In contract farming, growers enter into long-term contracts with a buyer, who provides the inputs, know-how, and transportation facility to the farmers. In turn, they buy the produce at a fixed pre-determined price. This leads to price security for the farmers, as they deal in forward contracts. Therefore, contract farming is a form of an insurance scheme. It has various other advantages as well.

It can solve the problem of scale. When one corporation enters into a contract with several small farmers, their farmlands are, in a way, consolidated. This can solve a significant policy challenge that has been haunting policy-makers for a long time now.

Since corporations provide the inputs and the know-how, productivity will increase manifold.

These corporations will also invest in storage facilities now. They will further be incentivised because of the APMC amendment.

Contract farming will also lead to crop diversification. At present, crop choices are mainly dictated by MSPs and other government schemes which are directed towards rice and wheat. But contract farming will allow the farmers to grow a wide variety of crops.

[You may also read: What is MSP or Minimum Support Price?]

And lastly, contract farming will lead to people moving out of agriculture (as lesser people will be required due to economies of scale caused due to consolidation of the land of small farmers), thus solving the problem of disguised unemployment. This has to be supplemented by the creation of jobs in other sectors, towards which steps are being taken already. The new jobs created through these reforms itself will absorb some of the people.

[You may also read: Companies to move manufacturing out of China– Will India benefit?]

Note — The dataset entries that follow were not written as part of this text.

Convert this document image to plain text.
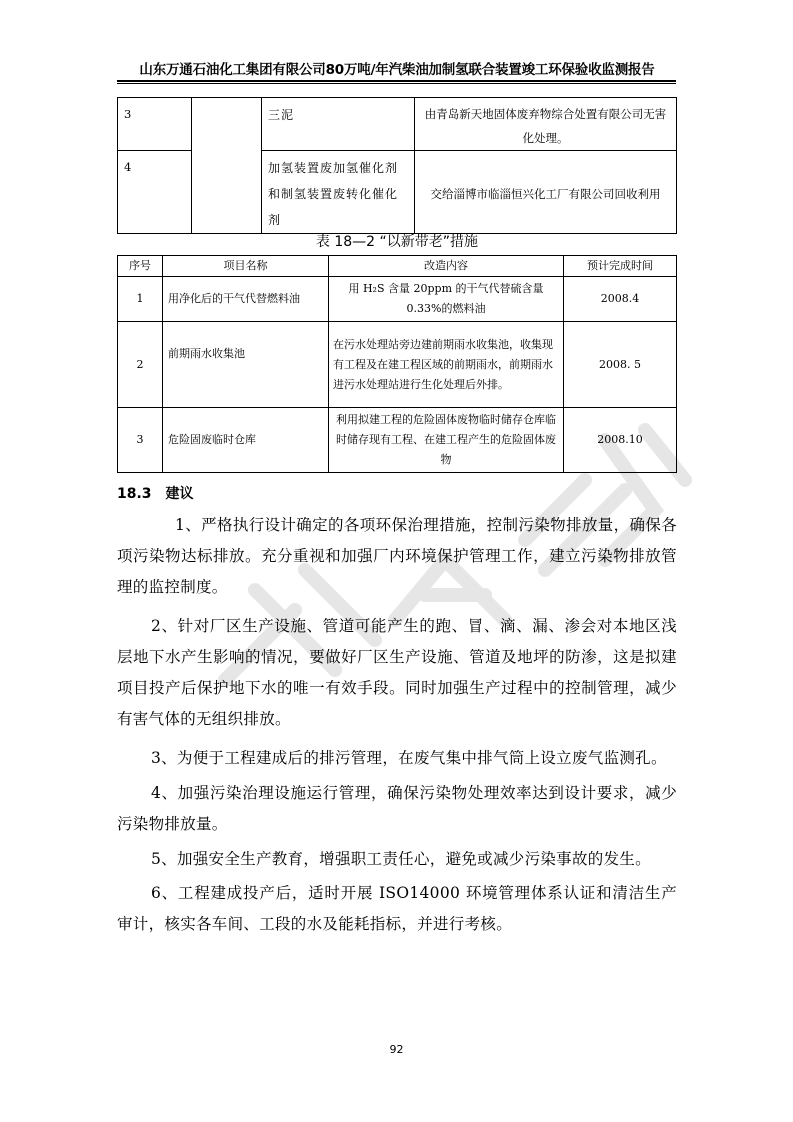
山东万通石油化工集团有限公司80万吨/年汽柴油加制氢联合装置竣工环保验收监测报告
3		三泥	由青岛新天地固体废弃物综合处置有限公司无害化处理。
4		加氢装置废加氢催化剂和制氢装置废转化催化剂	交给淄博市临淄恒兴化工厂有限公司回收利用
表 18—2 “以新带老”措施
序号	项目名称	改造内容	预计完成时间
1	用净化后的干气代替燃料油	用 H₂S 含量 20ppm 的干气代替硫含量 0.33%的燃料油	2008.4
2	前期雨水收集池	在污水处理站旁边建前期雨水收集池，收集现有工程及在建工程区域的前期雨水，前期雨水进污水处理站进行生化处理后外排。	2008. 5
3	危险固废临时仓库	利用拟建工程的危险固体废物临时储存仓库临时储存现有工程、在建工程产生的危险固体废物	2008.10
18.3 建议
1、严格执行设计确定的各项环保治理措施，控制污染物排放量，确保各项污染物达标排放。充分重视和加强厂内环境保护管理工作，建立污染物排放管理的监控制度。
2、针对厂区生产设施、管道可能产生的跑、冒、滴、漏、渗会对本地区浅层地下水产生影响的情况，要做好厂区生产设施、管道及地坪的防渗，这是拟建项目投产后保护地下水的唯一有效手段。同时加强生产过程中的控制管理，减少有害气体的无组织排放。
3、为便于工程建成后的排污管理，在废气集中排气筒上设立废气监测孔。
4、加强污染治理设施运行管理，确保污染物处理效率达到设计要求，减少污染物排放量。
5、加强安全生产教育，增强职工责任心，避免或减少污染事故的发生。
6、工程建成投产后，适时开展 ISO14000 环境管理体系认证和清洁生产审计，核实各车间、工段的水及能耗指标，并进行考核。
92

This reform, coupled with the APMC reform, will allow farmers to sell their produce anywhere in the country. While an individual farmer will find it challenging to transport his produce, the same can be done through large corporations that invest in contract farming. Hence, all these three reforms go together.

The government needs to address a few issues while framing legislation for contract farming. They need to create a mechanism for proper registration of contracts so that farmers can be protected against the risk of entering into contracts with corporations that are formed overnight. There should also be a mechanism to create a scale. As noted, agriculturist Ashok Gulati notes, “big buyers like processors, exporters, and organised retailers going to individual farmers is not a very efficient proposition. They need to create a scale, and for that, building farmer producer organisations (FPOs), based on local commodity interests, is a must. This will help ensure uniform quality, lower transaction costs, and also improve the bargaining power of farmers vis-à-vis large buyers.” He also suggests that the FPOs must get credit through formal means at a reasonable interest rate. The creation of scale will also enable greater contract enforceability amongst the parties.

The three reforms announced by the government for the agricultural sector are at par with reforms taken in 1991 for the industrial sector. It will be interesting to see how the reforms materialise on the ground.